I’ve been teaching and mentoring for several years and over this time, I’ve found that classes tend to respond to worksheets and ‘tools’; forms that you fill in and spit out a result or a decision, almost like if you press the button the correct answer will pop out at the other end.
I find this to be a form of delegated thinking, individuals hiding behind a tool to help them make decisions. The reality is that tools just make decisions more systematic and easier, they don’t replace judgement.
I Digress.
I was in a debate with a colleague about Kano. Kano in simple terms is a model that helps to prioritise feature development based on how likely they are to satisfy customers, there are 3 categories – excitement features, performance features and basic features, as measure by two factors – degree of customer delight and implementation investment. A feature that has high customer delight and high implementation investment falls under the excitement feature category.

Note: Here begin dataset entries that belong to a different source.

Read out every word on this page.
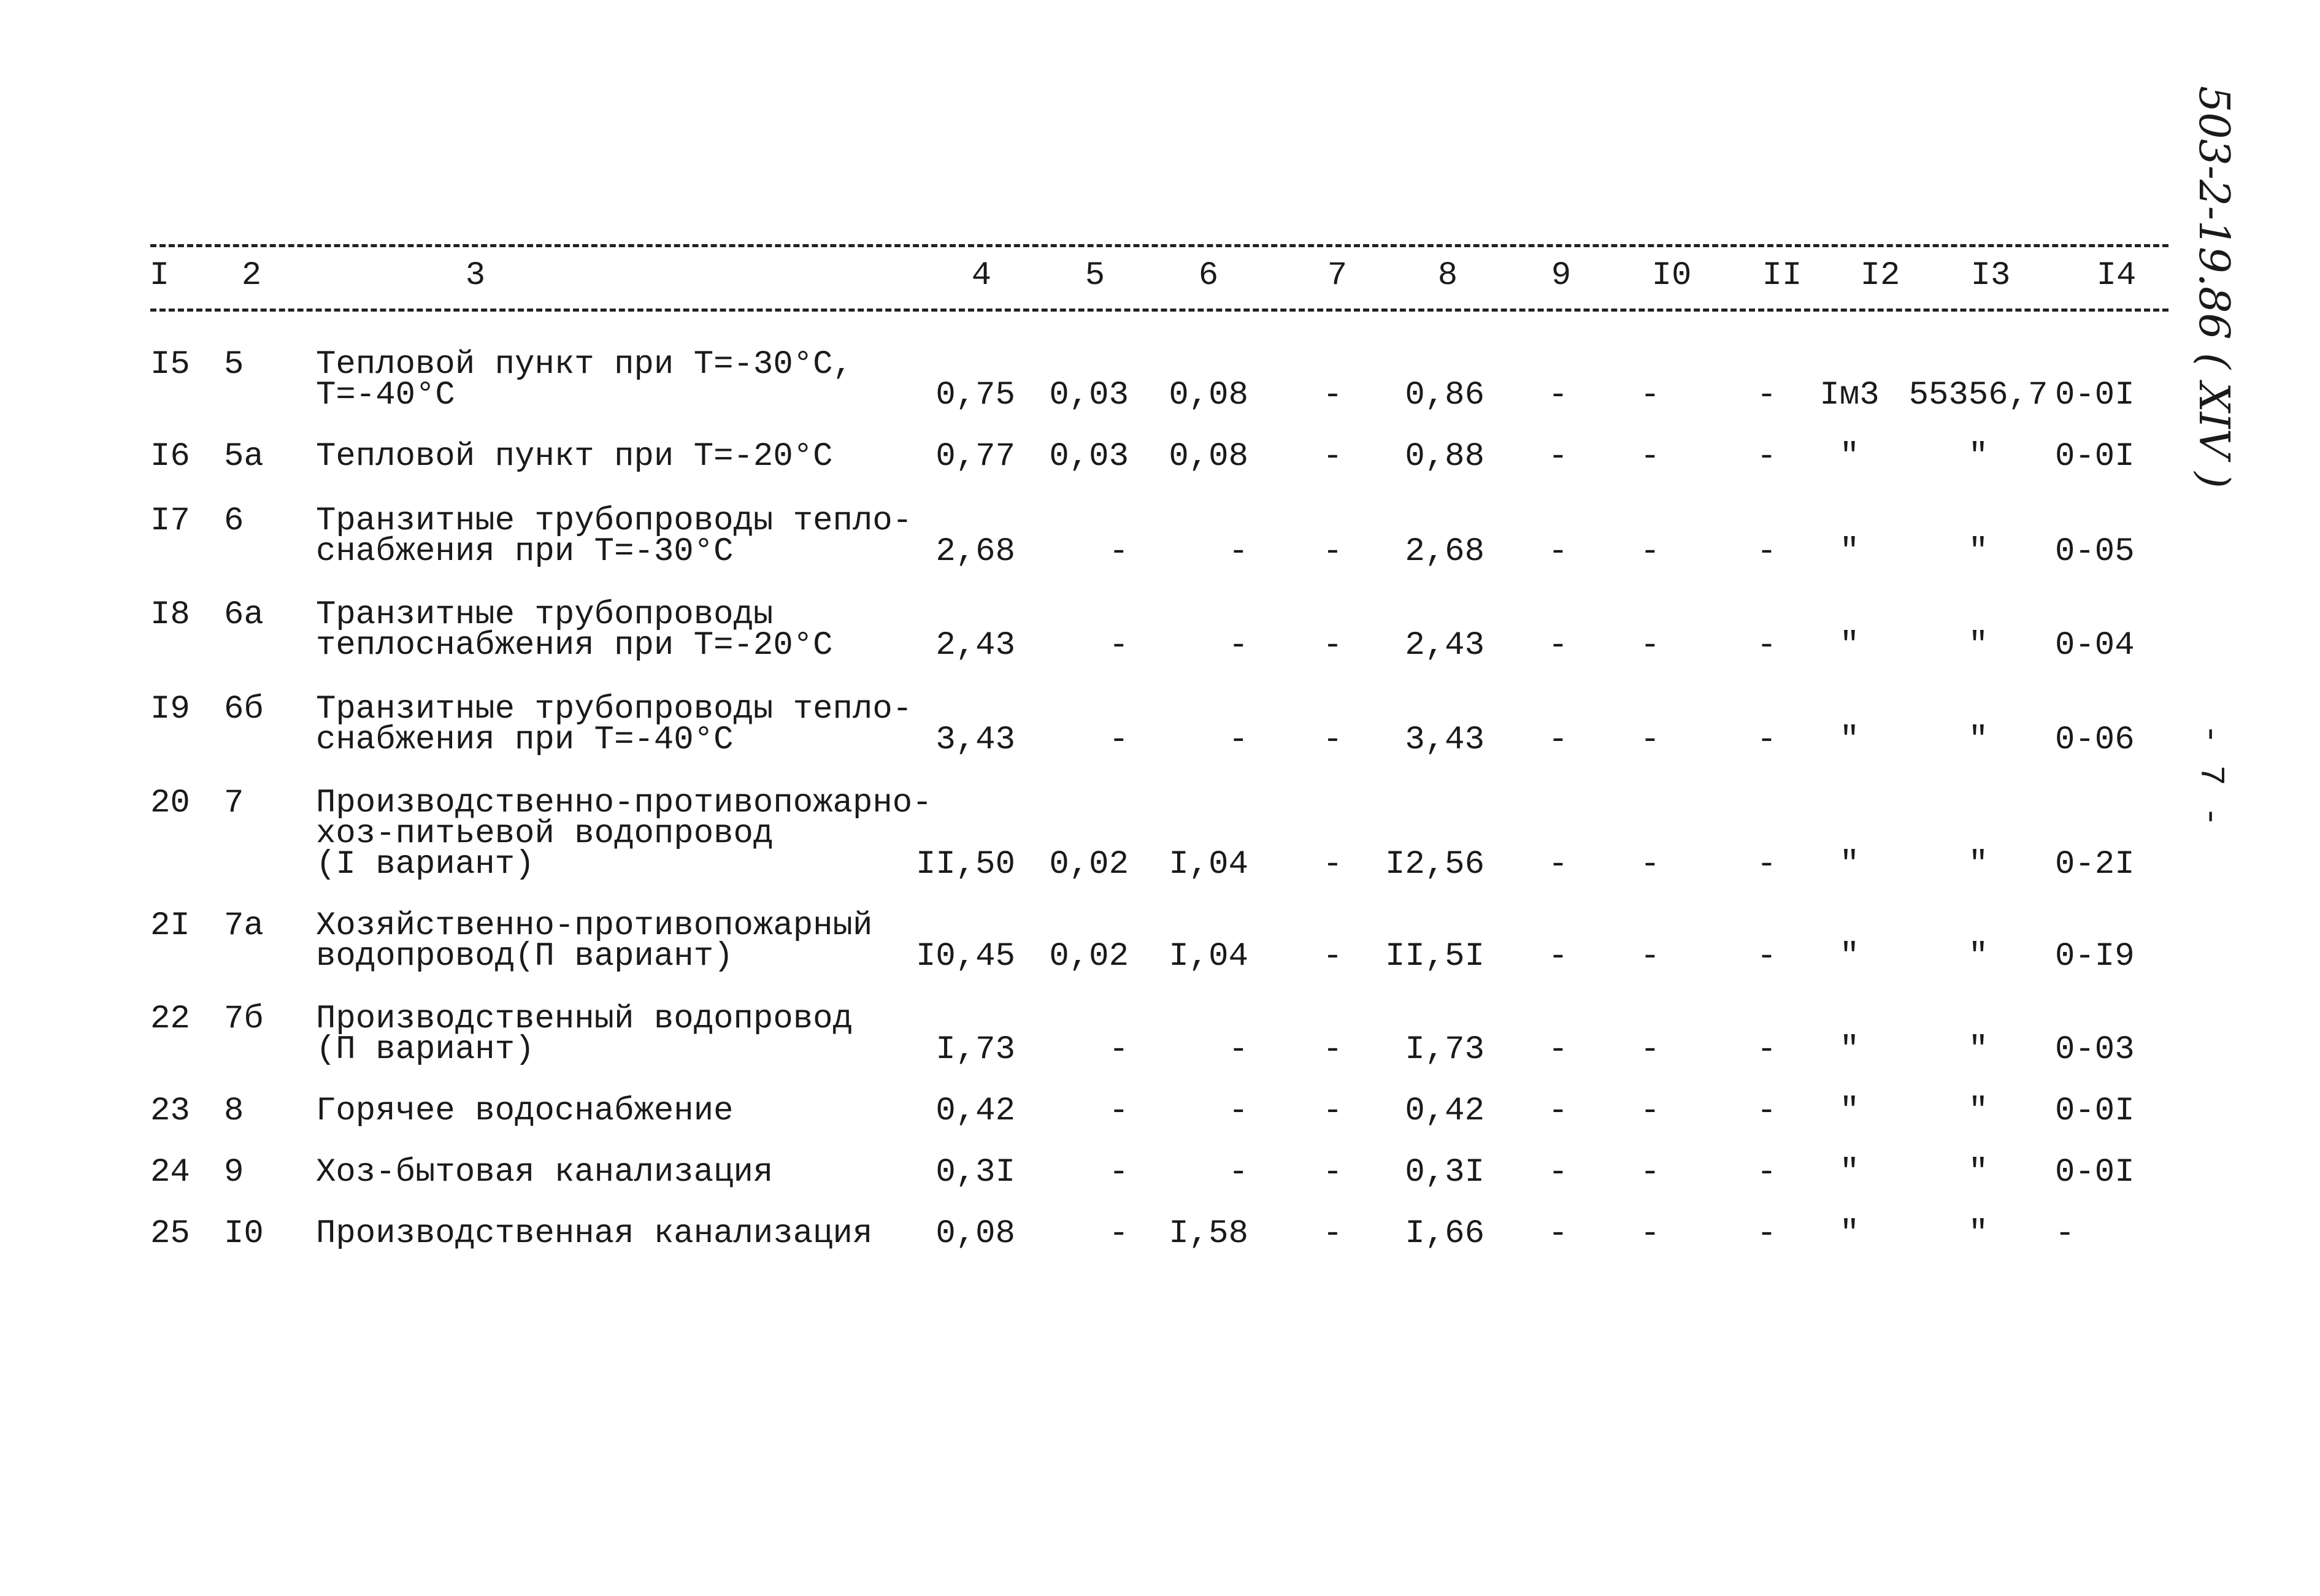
I 2	3	4	5	6	7	8	9 I0 II I2 I3	I4
I5 5 Тепловой пункт при Т=-30°С,
Т=-40°С	0,75	0,03	0,08	-	0,86	-	-	-	Iм3 55356,7 0-0I
I6 5а Тепловой пункт при Т=-20°С	0,77	0,03	0,08	-	0,88	-	-	-	"	"	0-0I
I7 6 Транзитные трубопроводы тепло-
снабжения при Т=-30°С	2,68	-	-	-	2,68	-	-	-	"	"	0-05
I8 6а Транзитные трубопроводы
теплоснабжения при Т=-20°С	2,43	-	-	-	2,43	-	-	-	"	"	0-04
I9 6б Транзитные трубопроводы тепло-
снабжения при Т=-40°С	3,43	-	-	-	3,43	-	-	-	"	"	0-06
20 7 Производственно-противопожарно-
хоз-питьевой водопровод
(I вариант)	II,50	0,02	I,04	-	I2,56	-	-	-	"	"	0-2I
2I 7а Хозяйственно-противопожарный
водопровод(П вариант)	I0,45	0,02	I,04	-	II,5I	-	-	-	"	"	0-I9
22 7б Производственный водопровод
(П вариант)	I,73	-	-	-	I,73	-	-	-	"	"	0-03
23 8 Горячее водоснабжение	0,42	-	-	-	0,42	-	-	-	"	"	0-0I
24 9 Хоз-бытовая канализация	0,3I	-	-	-	0,3I	-	-	-	"	"	0-0I
25 I0 Производственная канализация	0,08	-	I,58	-	I,66	-	-	-	"	"	-
503-2-19.86 ( XIV )
- 7 -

The focus of the model is on how much a feature will satisfy users.
The issue I have with Kano is that it’s very subjective on a small sample set, additionally, it seems to measure the effect after the fact, by this, I mean, you have to develop and release the feature before you can get the feedback, defeating the purpose. Sure, you could argue that you can use a prototype or describe the feature and ask hypothetical questions to get a result, but the reality is that users tend to bias and give inaccurate responses even when looking at a real tangible release feature, let alone a hypothetical one.
So, I believe that Kano really has limited applications as a tool, there are better alternatives that can provide a better decision making framework for product managers.

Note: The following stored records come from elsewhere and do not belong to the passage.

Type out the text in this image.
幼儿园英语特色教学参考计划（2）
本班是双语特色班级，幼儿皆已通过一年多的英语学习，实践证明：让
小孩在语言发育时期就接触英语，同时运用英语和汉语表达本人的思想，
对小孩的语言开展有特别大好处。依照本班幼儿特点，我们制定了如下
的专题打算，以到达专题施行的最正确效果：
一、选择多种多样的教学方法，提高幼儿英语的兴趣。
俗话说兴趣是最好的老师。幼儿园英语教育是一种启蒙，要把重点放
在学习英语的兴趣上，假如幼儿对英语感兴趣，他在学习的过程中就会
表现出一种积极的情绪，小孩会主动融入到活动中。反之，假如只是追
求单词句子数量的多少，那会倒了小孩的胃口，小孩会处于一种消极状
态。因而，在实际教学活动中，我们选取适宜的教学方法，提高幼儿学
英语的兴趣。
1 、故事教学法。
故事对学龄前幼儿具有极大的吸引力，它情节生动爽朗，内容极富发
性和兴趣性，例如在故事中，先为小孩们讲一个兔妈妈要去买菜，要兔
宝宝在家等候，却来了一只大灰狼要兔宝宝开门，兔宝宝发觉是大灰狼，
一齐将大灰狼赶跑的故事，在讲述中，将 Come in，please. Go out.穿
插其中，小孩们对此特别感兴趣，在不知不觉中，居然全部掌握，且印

One of the tools that I particularly like is the ICE model, granted I probably use it a little differently. ICE stand for Impact, Confidence, Easy; Impact being the level of impact the feature you focus on is likely to have on the product, Confidence meaning the level of confidence you have that it will meet this need, Easy meaning the level of ease in developing the feature.

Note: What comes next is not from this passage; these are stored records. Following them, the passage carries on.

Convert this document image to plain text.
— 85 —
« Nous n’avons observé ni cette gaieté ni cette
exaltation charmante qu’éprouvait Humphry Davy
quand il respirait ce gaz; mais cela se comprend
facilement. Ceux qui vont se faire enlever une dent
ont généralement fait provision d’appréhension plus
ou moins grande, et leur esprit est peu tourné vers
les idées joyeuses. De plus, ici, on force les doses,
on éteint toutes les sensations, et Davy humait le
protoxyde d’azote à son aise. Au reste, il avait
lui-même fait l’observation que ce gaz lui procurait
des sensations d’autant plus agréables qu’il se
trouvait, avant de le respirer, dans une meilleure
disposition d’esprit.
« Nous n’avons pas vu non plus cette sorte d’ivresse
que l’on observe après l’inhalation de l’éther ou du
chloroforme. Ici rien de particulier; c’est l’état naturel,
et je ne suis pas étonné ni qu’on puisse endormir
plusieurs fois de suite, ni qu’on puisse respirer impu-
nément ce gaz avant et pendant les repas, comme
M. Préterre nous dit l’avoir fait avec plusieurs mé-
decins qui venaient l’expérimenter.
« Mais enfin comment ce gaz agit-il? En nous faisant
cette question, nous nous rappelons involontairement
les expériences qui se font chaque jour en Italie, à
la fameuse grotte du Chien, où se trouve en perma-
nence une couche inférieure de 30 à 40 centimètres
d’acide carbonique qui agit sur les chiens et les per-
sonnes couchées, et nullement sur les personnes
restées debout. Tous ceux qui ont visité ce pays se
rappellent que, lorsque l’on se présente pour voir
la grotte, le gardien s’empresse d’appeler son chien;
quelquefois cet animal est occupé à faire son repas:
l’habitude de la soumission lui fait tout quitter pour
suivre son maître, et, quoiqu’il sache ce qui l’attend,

I like it as a framework as it’s simple enough to be understood by all, but allows for factualness, it allows us to add data as evidence of the score with give to each of I, C, E.
With Kano, its hard to apply the same factfulness, delighting the user is subjective, it also neglects the ‘Ease’ component of determining the cost of developing a feature. The situation we’re trying to avoid here is where Kano says that a feature would be amazingly delightful to users based on a limited, biased sample, and the feature takes a significant amount of time and effort to develop, then, when released, the feature falls flat.
Of The ICE model, the only I had the most reservations about was the ‘confidence’ measure, impact we could measure via looking at signals such as how much more we could charge or how much it would improve conversation %, Ease could be measured via the time-cost of development, but Confidence I find challenging.
Which is where I see Kano and ICE working together, Kano can give us some indication of if the feature we’re planning on developing will have its intended effect, the more we survey the more data we have to affirm or disprove our assumptions the more we can place a confidence score into ICE.
So, this is how we can think about combining the two tools (Kano and ICE) to give a better signal on our feature prioritisation.